Plus, MES facilitates these work orders, guiding product flows through the shop floor,
providing real-time visibility of the work in process and tracking each activity. Skilled
mechanics and machines, working in the plant’s spotless environment, perform detailed
production processes that can be as specialized as fastening microchips as small as a
speck of pepper to newly imprinted circuit boards. Regardless the process or detail that
is involved, every production process generates data, which then becomes quite
valuable in the quest for ever-increasing quality standards.

3. Other examples of technologies used to drive quality control include improved clean
manufacturing cells, enhanced parts cleaning equipment, high-quality manufacturing
systems, a selective solder machine and a solder robot. Each of these activities take the
place of much manual labor formerly required to make precise electrical connections.
Collectively, each of these processes can now have a quality component deeply
integrated into every process that is performed.
The path forward
The Industry 4.0 concept represents a massive change for industrial enterprises. Years
ago, quality issues affecting consumer products as well as highly engineered goods
focused primarily on the handiwork of plant floor employees, and only then when they
involved product flaws. The idea of focusing quality and operational excellence on
product design, market research, suppliers, the services surrounding the product or any
of the other factors affecting customer satisfaction were simply out of the question.

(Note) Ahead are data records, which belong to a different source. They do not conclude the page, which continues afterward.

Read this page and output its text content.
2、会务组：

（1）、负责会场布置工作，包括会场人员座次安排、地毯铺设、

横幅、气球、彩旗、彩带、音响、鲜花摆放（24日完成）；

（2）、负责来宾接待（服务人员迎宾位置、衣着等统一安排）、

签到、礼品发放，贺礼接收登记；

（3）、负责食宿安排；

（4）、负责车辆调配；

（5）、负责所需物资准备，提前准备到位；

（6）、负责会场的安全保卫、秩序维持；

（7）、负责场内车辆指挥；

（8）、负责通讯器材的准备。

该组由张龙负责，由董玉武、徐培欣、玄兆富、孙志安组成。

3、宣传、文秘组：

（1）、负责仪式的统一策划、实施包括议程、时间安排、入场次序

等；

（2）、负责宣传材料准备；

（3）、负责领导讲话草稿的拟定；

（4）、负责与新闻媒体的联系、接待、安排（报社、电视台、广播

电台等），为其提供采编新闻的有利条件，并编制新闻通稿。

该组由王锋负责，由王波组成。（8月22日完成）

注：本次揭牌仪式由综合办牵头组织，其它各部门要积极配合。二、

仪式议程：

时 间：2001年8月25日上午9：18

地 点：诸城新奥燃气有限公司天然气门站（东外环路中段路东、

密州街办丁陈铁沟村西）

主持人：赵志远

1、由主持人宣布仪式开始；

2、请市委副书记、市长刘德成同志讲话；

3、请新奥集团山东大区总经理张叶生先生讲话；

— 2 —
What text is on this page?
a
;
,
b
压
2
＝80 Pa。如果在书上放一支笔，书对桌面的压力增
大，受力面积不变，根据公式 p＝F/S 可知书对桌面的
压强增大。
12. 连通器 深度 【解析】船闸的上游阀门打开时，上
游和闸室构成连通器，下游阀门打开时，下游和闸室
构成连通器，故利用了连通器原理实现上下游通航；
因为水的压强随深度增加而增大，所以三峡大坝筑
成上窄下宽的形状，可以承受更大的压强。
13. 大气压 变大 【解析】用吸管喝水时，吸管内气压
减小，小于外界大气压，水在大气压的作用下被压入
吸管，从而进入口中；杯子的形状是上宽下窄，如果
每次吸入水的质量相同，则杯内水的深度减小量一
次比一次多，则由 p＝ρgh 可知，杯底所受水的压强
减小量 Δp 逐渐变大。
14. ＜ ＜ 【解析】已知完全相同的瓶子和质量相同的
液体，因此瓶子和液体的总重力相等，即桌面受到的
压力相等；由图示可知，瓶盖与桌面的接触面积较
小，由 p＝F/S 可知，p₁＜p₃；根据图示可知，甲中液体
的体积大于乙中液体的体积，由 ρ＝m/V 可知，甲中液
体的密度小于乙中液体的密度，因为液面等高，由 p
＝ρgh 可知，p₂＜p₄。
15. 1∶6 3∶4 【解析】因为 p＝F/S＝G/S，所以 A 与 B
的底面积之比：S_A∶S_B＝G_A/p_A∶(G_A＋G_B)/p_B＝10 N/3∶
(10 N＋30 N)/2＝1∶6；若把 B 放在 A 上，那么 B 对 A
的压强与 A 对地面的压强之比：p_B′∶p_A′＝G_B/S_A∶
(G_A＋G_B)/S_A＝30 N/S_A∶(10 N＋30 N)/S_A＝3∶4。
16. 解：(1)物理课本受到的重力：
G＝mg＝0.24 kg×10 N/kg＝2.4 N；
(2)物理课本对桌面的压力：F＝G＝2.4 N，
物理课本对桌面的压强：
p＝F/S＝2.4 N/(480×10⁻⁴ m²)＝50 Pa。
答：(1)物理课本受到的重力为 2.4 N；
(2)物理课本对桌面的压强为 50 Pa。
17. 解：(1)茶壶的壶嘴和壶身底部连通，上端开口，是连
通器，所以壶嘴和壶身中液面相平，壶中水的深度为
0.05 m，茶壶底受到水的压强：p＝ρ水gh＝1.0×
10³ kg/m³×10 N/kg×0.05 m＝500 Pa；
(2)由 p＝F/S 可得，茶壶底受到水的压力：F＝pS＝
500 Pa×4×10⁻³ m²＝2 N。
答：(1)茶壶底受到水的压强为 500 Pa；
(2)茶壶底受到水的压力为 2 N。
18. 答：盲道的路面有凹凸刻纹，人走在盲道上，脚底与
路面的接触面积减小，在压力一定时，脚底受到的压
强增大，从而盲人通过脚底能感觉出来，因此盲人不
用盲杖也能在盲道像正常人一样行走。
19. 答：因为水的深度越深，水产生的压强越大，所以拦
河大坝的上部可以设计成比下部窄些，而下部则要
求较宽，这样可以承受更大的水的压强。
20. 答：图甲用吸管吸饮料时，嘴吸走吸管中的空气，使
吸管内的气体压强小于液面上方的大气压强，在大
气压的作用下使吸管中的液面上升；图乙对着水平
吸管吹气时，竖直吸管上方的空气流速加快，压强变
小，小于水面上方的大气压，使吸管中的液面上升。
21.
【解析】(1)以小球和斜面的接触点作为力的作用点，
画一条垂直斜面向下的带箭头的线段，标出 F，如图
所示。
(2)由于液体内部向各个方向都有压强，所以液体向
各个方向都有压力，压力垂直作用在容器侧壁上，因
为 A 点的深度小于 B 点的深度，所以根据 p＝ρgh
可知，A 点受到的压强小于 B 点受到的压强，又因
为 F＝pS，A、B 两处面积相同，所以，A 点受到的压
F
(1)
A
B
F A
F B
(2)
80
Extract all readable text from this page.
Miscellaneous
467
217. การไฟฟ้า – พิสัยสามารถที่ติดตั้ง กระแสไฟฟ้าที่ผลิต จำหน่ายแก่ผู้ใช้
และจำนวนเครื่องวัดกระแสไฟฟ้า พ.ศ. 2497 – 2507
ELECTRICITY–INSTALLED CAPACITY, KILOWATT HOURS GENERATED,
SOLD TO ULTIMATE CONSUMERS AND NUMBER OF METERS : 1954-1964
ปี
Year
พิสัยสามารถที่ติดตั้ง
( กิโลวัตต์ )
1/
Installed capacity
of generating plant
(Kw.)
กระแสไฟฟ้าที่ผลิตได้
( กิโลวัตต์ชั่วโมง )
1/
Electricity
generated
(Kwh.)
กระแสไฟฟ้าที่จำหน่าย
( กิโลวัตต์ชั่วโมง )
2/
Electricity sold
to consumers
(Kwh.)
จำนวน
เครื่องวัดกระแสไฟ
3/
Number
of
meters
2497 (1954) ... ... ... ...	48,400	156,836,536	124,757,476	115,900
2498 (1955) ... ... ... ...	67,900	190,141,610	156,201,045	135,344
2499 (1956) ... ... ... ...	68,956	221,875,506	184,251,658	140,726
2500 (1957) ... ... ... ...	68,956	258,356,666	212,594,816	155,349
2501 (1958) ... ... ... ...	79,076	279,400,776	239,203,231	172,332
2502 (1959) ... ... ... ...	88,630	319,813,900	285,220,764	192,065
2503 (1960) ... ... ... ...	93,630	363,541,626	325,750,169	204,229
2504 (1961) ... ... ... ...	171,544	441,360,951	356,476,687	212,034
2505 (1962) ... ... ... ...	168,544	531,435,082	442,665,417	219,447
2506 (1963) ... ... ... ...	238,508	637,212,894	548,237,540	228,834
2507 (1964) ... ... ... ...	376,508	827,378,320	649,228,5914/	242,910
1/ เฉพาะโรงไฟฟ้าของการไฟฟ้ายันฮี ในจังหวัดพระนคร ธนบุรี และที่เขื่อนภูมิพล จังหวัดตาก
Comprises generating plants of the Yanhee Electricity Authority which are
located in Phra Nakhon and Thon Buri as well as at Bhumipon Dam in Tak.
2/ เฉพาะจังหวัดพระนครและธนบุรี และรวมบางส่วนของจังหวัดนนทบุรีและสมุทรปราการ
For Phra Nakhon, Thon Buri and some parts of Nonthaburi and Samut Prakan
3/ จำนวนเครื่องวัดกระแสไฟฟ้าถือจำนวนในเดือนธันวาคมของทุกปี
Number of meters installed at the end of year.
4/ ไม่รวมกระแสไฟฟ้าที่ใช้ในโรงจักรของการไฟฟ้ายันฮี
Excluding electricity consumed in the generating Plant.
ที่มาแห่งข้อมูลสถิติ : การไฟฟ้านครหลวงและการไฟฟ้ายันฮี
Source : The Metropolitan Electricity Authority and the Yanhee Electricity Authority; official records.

Product designs were understood as emanating from a higher authority; quality in
manufacturing was about executing those designs on the assembly line, regardless of
their shortcomings.
Today, many companies are rethinking how business gets done. What was status quo
in 2019 may never be the same. Increasingly, manufacturers are getting smarter.
Greater knowledge is available, and that means better intelligence to enable products to
be built right the first time, with greater efficiency and performance than what was
possible just a few years ago.
It’s critical that quality remain a core focus of digital transformation in manufacturing,
integrated into specific aspects of the Industry 4.0 vision. This includes within process
design, intelligent poka-yoke, and an integration of quality data in the digital thread (or
threads). Ultimately, the industry is moving toward a future where the integration of
quality management practices throughout the manufacturing process will soon be so
integrated that they may soon be one and the same.